By Matters India reporter

Guwahati, April 6, 2020: A distress call from a transgender at the Guwahati railway station on April 4 made Sister Prema Chowallur to sit up.

“I could no longer remain in my safe comfort zone of my convent. I shed my fears of coronavirus and in faith set out to respond to the call, which touched me deep within,” the member of the Sisters of the Cross of Chavanod told Matters India.

The caller had told Sister Prema, as the social worker is popularly known, that they had nobody to help them because of a nationwide lockdown because of the coronavirus pandemic.

The nun began her work with the transgender community from 2016.

“You are the only source that we can count on,” the nun recalled the caller telling her.

Sister Prema says the 21-day nationwide lockdown imposed from March 25 has affected everyone. “Many are looking for food, water and health care. In the midst of such chaos of scarcity of food items and hunger, came this cry of the transgender community,” she added.

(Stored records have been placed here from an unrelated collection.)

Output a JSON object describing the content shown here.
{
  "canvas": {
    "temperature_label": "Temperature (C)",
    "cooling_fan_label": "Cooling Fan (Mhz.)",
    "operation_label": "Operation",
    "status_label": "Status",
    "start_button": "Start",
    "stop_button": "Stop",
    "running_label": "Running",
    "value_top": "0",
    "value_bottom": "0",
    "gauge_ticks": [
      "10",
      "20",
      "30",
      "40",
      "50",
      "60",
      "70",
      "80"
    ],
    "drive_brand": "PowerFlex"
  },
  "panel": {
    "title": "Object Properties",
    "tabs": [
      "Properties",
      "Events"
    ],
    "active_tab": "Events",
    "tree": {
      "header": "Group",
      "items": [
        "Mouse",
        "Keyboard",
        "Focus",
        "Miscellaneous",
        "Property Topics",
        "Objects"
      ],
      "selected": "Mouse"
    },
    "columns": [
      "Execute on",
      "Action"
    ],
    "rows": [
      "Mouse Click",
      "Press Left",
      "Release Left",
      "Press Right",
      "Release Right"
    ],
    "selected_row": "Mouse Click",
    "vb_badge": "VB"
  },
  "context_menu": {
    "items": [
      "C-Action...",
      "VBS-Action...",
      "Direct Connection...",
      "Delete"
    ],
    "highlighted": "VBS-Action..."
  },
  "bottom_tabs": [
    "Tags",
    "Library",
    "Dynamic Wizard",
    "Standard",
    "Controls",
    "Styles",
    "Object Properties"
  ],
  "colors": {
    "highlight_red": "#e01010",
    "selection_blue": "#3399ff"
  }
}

The nun says her work has convinced her that the transgender community remains ignored by others in society.

“These are the people whom society never counts as human beings. They experience every day rejection, aversion, sarcastic smiles, and abusive words as they pass by cities and towns. So they walk through bylanes and stay in slums to hide themselves from society. It is the need of the hour for us to reach out them,” Sister Prema observed.

The nun quickly plunged into action, requesting help from the North East Diocesan Social Forum of Guwahati, her own sisters and their Wing Women Development Centre to reach out to transgender community with food items, to start.

“All of them responded without any hesitation with kits that contained food, and items such as detergent powder, bathing soap, phenyl, hand sanitizer and masks,” Sister Prema said.

They distributed the kits to the transgender community living in Maligaon, Pandu and Gandhi Basti, three slums of Guwahati, the commercial capital of Assam state in northeastern India.

Other groups such as the Church of North India, Assam Baptist Convention and the Guwahati Catholic archdiocese too pitched to reach out the transgender community living in the railway slums of Guwahati.

“The unity in reaching out to the poor and needy has made the existence of various Churches in Northeast India more relevant. The call of the Church and the need of the time are to go to the peripheries, the unnoticed, the unseen and the voiceless. We will continue to respond to them to make our existence more meaningful,” Sister Prema asserted.